The Value of Everything: New Inquiry Working Paper
Date: 22 Dec 2015
Considering the design of a sustainable financial system means answering questions in the trillions. How much annual investment is needed to achieve the Sustainable Development Goals? How much for the ongoing transition to a low-carbon economy? How much of our assets are at risk because of damage to the environment? How much of fossil fuel-based assets may turn out to have been overvalued? And what volumes of assets are managed by investors that recognize they need to pay attention to these questions?
To put any such numbers into context you need both a numerator and a denominator, and you need to differentiate between stocks and flows. This working paper seeks to provide an estimate of the denominator for stocks of global assets: What is the value of everything?
Overall this working paper counts some $450 trillion. The largest three four asset classes are fixed income financial instruments (such as bonds and treasury notes) at $100 trillion, followed by property at $95 trillion, including the value of people’s homes, cash at $75 trillion and public companies, represented by their share values at $67 trillion.
While the paper is entitled ‘the value of everything’, several kinds of value are not included – such as the value of ‘human capital’ (i.e. knowledge and skills), the value of the institutions, and the value of nature (nor does it touch on the question of how assets are distributed).
This is not because these are not important questions, but rather because the paper is intended to provide a snapshot of the current state of affairs; the valuations which are recorded on balance sheets and which inform today’s investment decisions.
Our current measures of value, both at the level of national accounts and individual investment decisions suffer from extreme narrowness. The Inclusive Wealth Report offers a different perspective, estimating total global wealth at $590 trillion (in 2010) – including $363 trillion of human capital, $157 trillion of produced capital and $71 trillion of natural capital. Our collective assets generate a gross world product of around $80 trillion. This is of course a measure of flow, but similarly to the ‘value of everything’ calculation it only measures value that can be monetized, and not for example the value of family care, ecosystem services or the costs of environmental damage. Costanza et al estimate that natural systems such as soil, water and atmosphere provide an additional $130 trillion a year worth of ‘ecosystem services’ to societies (suggesting that estimates of natural capital given above are several times too low).

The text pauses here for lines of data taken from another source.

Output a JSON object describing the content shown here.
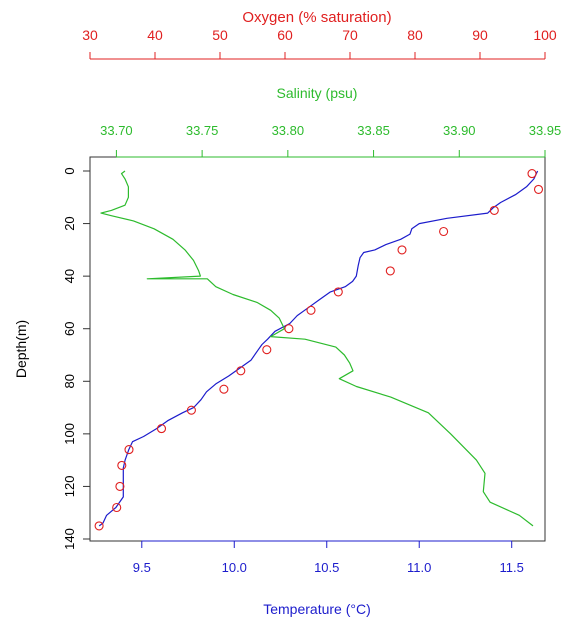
{
  "chart_data": {
    "type": "line",
    "title": "",
    "ylabel": "Depth(m)",
    "ylim": [
      0,
      140
    ],
    "yticks": [
      0,
      20,
      40,
      60,
      80,
      100,
      120,
      140
    ],
    "y_reversed": true,
    "grid": false,
    "axes": {
      "temperature": {
        "label": "Temperature (°C)",
        "position": "bottom",
        "color": "#1c1ccc",
        "range": [
          9.22,
          11.68
        ],
        "ticks": [
          9.5,
          10.0,
          10.5,
          11.0,
          11.5
        ],
        "tick_labels": [
          "9.5",
          "10.0",
          "10.5",
          "11.0",
          "11.5"
        ]
      },
      "salinity": {
        "label": "Salinity (psu)",
        "position": "top",
        "color": "#2dbb2d",
        "range": [
          33.6846,
          33.95
        ],
        "ticks": [
          33.7,
          33.75,
          33.8,
          33.85,
          33.9,
          33.95
        ],
        "tick_labels": [
          "33.70",
          "33.75",
          "33.80",
          "33.85",
          "33.90",
          "33.95"
        ]
      },
      "oxygen": {
        "label": "Oxygen (% saturation)",
        "position": "top-outer",
        "color": "#e02020",
        "range": [
          30,
          100
        ],
        "ticks": [
          30,
          40,
          50,
          60,
          70,
          80,
          90,
          100
        ],
        "tick_labels": [
          "30",
          "40",
          "50",
          "60",
          "70",
          "80",
          "90",
          "100"
        ]
      }
    },
    "series": [
      {
        "axis": "temperature",
        "style": "line",
        "color": "#1c1ccc",
        "points": [
          [
            11.64,
            0
          ],
          [
            11.62,
            3
          ],
          [
            11.58,
            6
          ],
          [
            11.52,
            9
          ],
          [
            11.44,
            12
          ],
          [
            11.4,
            14
          ],
          [
            11.37,
            16
          ],
          [
            11.15,
            18
          ],
          [
            11.0,
            20
          ],
          [
            10.96,
            22
          ],
          [
            10.95,
            24
          ],
          [
            10.9,
            26
          ],
          [
            10.82,
            28
          ],
          [
            10.76,
            30
          ],
          [
            10.7,
            31
          ],
          [
            10.68,
            33
          ],
          [
            10.67,
            36
          ],
          [
            10.66,
            40
          ],
          [
            10.64,
            42
          ],
          [
            10.6,
            44
          ],
          [
            10.52,
            46
          ],
          [
            10.46,
            49
          ],
          [
            10.4,
            52
          ],
          [
            10.34,
            55
          ],
          [
            10.3,
            58
          ],
          [
            10.22,
            61
          ],
          [
            10.18,
            64
          ],
          [
            10.15,
            66
          ],
          [
            10.13,
            68
          ],
          [
            10.09,
            72
          ],
          [
            10.03,
            75
          ],
          [
            9.97,
            78
          ],
          [
            9.9,
            81
          ],
          [
            9.85,
            84
          ],
          [
            9.82,
            87
          ],
          [
            9.78,
            90
          ],
          [
            9.72,
            92
          ],
          [
            9.64,
            95
          ],
          [
            9.58,
            98
          ],
          [
            9.51,
            101
          ],
          [
            9.45,
            103
          ],
          [
            9.43,
            106
          ],
          [
            9.41,
            110
          ],
          [
            9.4,
            113
          ],
          [
            9.4,
            118
          ],
          [
            9.4,
            124
          ],
          [
            9.36,
            128
          ],
          [
            9.31,
            131
          ],
          [
            9.29,
            134
          ],
          [
            9.27,
            135
          ]
        ]
      },
      {
        "axis": "salinity",
        "style": "line",
        "color": "#2dbb2d",
        "points": [
          [
            33.705,
            0
          ],
          [
            33.703,
            1
          ],
          [
            33.705,
            3
          ],
          [
            33.707,
            6
          ],
          [
            33.707,
            10
          ],
          [
            33.705,
            13
          ],
          [
            33.697,
            15
          ],
          [
            33.691,
            16
          ],
          [
            33.697,
            17
          ],
          [
            33.71,
            19
          ],
          [
            33.722,
            22
          ],
          [
            33.733,
            26
          ],
          [
            33.74,
            30
          ],
          [
            33.745,
            34
          ],
          [
            33.748,
            38
          ],
          [
            33.749,
            40
          ],
          [
            33.718,
            41
          ],
          [
            33.753,
            41
          ],
          [
            33.758,
            44
          ],
          [
            33.768,
            47
          ],
          [
            33.782,
            50
          ],
          [
            33.79,
            53
          ],
          [
            33.795,
            56
          ],
          [
            33.798,
            60
          ],
          [
            33.79,
            63
          ],
          [
            33.81,
            64
          ],
          [
            33.828,
            67
          ],
          [
            33.833,
            70
          ],
          [
            33.836,
            73
          ],
          [
            33.838,
            76
          ],
          [
            33.83,
            79
          ],
          [
            33.84,
            82
          ],
          [
            33.86,
            86
          ],
          [
            33.882,
            92
          ],
          [
            33.895,
            100
          ],
          [
            33.91,
            110
          ],
          [
            33.915,
            115
          ],
          [
            33.914,
            122
          ],
          [
            33.918,
            126
          ],
          [
            33.935,
            131
          ],
          [
            33.943,
            135
          ]
        ]
      },
      {
        "axis": "oxygen",
        "style": "points",
        "color": "#e02020",
        "points": [
          [
            98.0,
            1
          ],
          [
            99.0,
            7
          ],
          [
            92.2,
            15
          ],
          [
            84.4,
            23
          ],
          [
            78.0,
            30
          ],
          [
            76.2,
            38
          ],
          [
            68.2,
            46
          ],
          [
            64.0,
            53
          ],
          [
            60.6,
            60
          ],
          [
            57.2,
            68
          ],
          [
            53.2,
            76
          ],
          [
            50.6,
            83
          ],
          [
            45.6,
            91
          ],
          [
            41.0,
            98
          ],
          [
            36.0,
            106
          ],
          [
            34.9,
            112
          ],
          [
            34.6,
            120
          ],
          [
            34.1,
            128
          ],
          [
            31.4,
            135
          ]
        ]
      }
    ]
  }
}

This working paper is a contribution to the broader work of the Inquiry and others on the future of value and how we should optimize and protect it for the future. Global estimates give some perspective on the magnitude of stocks and flows and their potential relationships. They are a starting point for further research on the questions of how to assess current and future value with corresponding implications for real economic growth, as well as for strategies to align financial decision making with sustainable value.